Par ailleurs, les chiffres nous disent que la disponibilité du texte biblique en format digital a augmenté la lecture de la Bible mais cela a généralement conduit à une mémorisation pauvre de textes et une compréhension minime de ceux-ci.
Les sujets de l’enquête ont dit ce qui suit à ce sujet : « Probablement que j’ai lu la Bible plus mais probablement moins profondément ».
Ajoutons à cela que la lecture de la Bible en format digital est accompagnée d’une connexion nécessaire à Internet, ce qui suppose que les usagers échangent souvent les écrans à mesure que leur téléphone interrompt la lecture avec des notifications ou la simple anxiété qui suppose d’être connecté fait que l’attention est portée souvent d’un écran à un autre. Facebook, Twitter, Instagram, WhatsApp, Email, etc., se font compétition avec l’app de la Bible en ce qui concerne l’attention.

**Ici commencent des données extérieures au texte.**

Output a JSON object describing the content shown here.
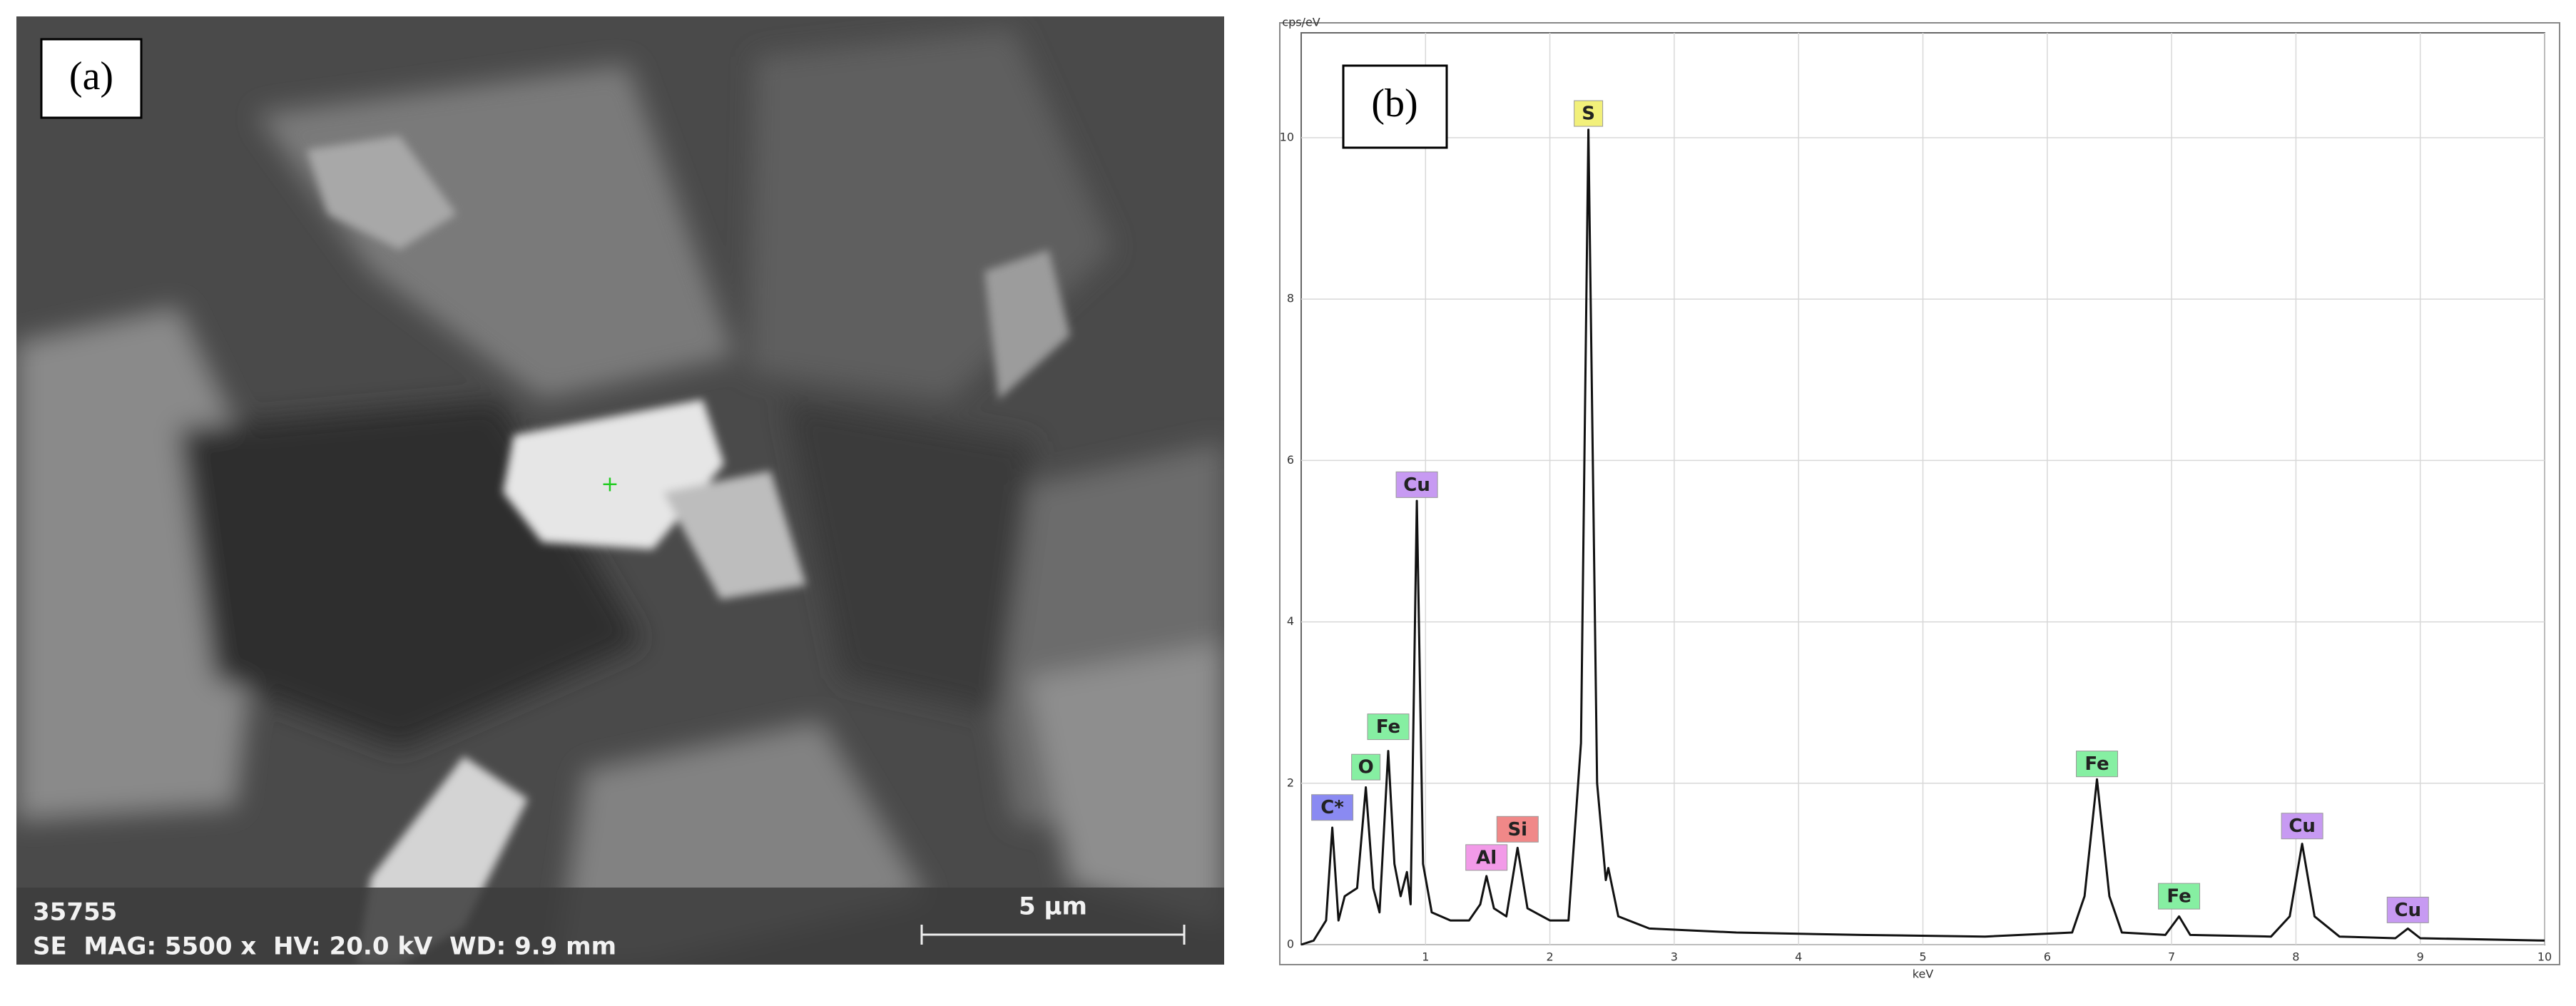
{
  "panel_a": {
    "label": "(a)",
    "sample_id": "35755",
    "info": "SE  MAG: 5500 x  HV: 20.0 kV  WD: 9.9 mm",
    "scale_bar": "5 µm"
  },
  "chart_data": {
    "type": "line",
    "panel_label": "(b)",
    "x_label": "keV",
    "y_label": "cps/eV",
    "color": "#111111",
    "grid": true,
    "xlim": [
      0,
      10
    ],
    "ylim": [
      0,
      11.3
    ],
    "xticks": [
      1,
      2,
      3,
      4,
      5,
      6,
      7,
      8,
      9,
      10
    ],
    "yticks": [
      0,
      2,
      4,
      6,
      8,
      10
    ],
    "x": [
      0.0,
      0.1,
      0.2,
      0.25,
      0.3,
      0.35,
      0.45,
      0.52,
      0.58,
      0.63,
      0.7,
      0.75,
      0.8,
      0.85,
      0.88,
      0.93,
      0.98,
      1.05,
      1.2,
      1.35,
      1.44,
      1.49,
      1.55,
      1.65,
      1.74,
      1.82,
      2.0,
      2.15,
      2.25,
      2.31,
      2.38,
      2.45,
      2.47,
      2.55,
      2.8,
      3.5,
      4.5,
      5.5,
      6.2,
      6.3,
      6.4,
      6.5,
      6.6,
      6.95,
      7.06,
      7.15,
      7.8,
      7.95,
      8.05,
      8.15,
      8.35,
      8.8,
      8.9,
      9.0,
      10.0
    ],
    "values": [
      0,
      0.05,
      0.3,
      1.45,
      0.3,
      0.6,
      0.7,
      1.95,
      0.7,
      0.4,
      2.4,
      1.0,
      0.6,
      0.9,
      0.5,
      5.5,
      1.0,
      0.4,
      0.3,
      0.3,
      0.5,
      0.85,
      0.45,
      0.35,
      1.2,
      0.45,
      0.3,
      0.3,
      2.5,
      10.1,
      2.0,
      0.8,
      0.95,
      0.35,
      0.2,
      0.15,
      0.12,
      0.1,
      0.15,
      0.6,
      2.05,
      0.6,
      0.15,
      0.12,
      0.35,
      0.12,
      0.1,
      0.35,
      1.25,
      0.35,
      0.1,
      0.08,
      0.2,
      0.08,
      0.05
    ],
    "annotations": [
      {
        "text": "C*",
        "x": 0.25,
        "y": 1.7,
        "color": "#8a8af2"
      },
      {
        "text": "O",
        "x": 0.52,
        "y": 2.2,
        "color": "#86efa2"
      },
      {
        "text": "Fe",
        "x": 0.7,
        "y": 2.7,
        "color": "#86efa2"
      },
      {
        "text": "Cu",
        "x": 0.93,
        "y": 5.7,
        "color": "#c79af2"
      },
      {
        "text": "Al",
        "x": 1.49,
        "y": 1.08,
        "color": "#f29ae8"
      },
      {
        "text": "Si",
        "x": 1.74,
        "y": 1.43,
        "color": "#f08888"
      },
      {
        "text": "S",
        "x": 2.31,
        "y": 10.3,
        "color": "#f2f07a"
      },
      {
        "text": "Fe",
        "x": 6.4,
        "y": 2.24,
        "color": "#86efa2"
      },
      {
        "text": "Fe",
        "x": 7.06,
        "y": 0.6,
        "color": "#86efa2"
      },
      {
        "text": "Cu",
        "x": 8.05,
        "y": 1.47,
        "color": "#c79af2"
      },
      {
        "text": "Cu",
        "x": 8.9,
        "y": 0.43,
        "color": "#c79af2"
      }
    ]
  }
}
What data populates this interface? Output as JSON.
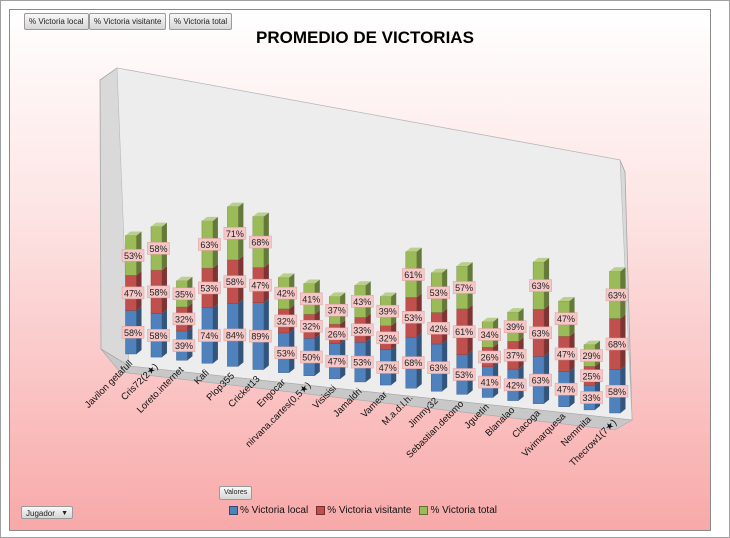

Il faut aussi tenir compte de la multitâches et du multi-écrans. Il est banal que les usagers ouvrent plusieurs fenêtres en même temps et réalisent des tâches parallèles. De fait, il est possible qu’ils écoutent ou vient plusieurs choses en même temps ou bien qu’ils travaillent en même temps, notamment sur ordinateur.
Finalement, nous ne pouvons oublier le fait que la capacité d’abstraction se réduit progressivement à mesure qu’existent plus de choses qui sont en compétition pour attirer notre attention, notamment sur nos mobiles.
Il vaut donc la peine de se poser la question de savoir si de temps en temps, il ne faut pas éteindre les écrans de nos mobiles ou déconnecter le routeur d’Internet pour lire la Parole de Dieu avec profondeur, que c’e soit sur un dispositif ou sur la Bible de papier afin d’avoir une lecture profonde et profitable, mémoriser la Parole de Dieu et réfléchir profondément sur ce qu’on lit.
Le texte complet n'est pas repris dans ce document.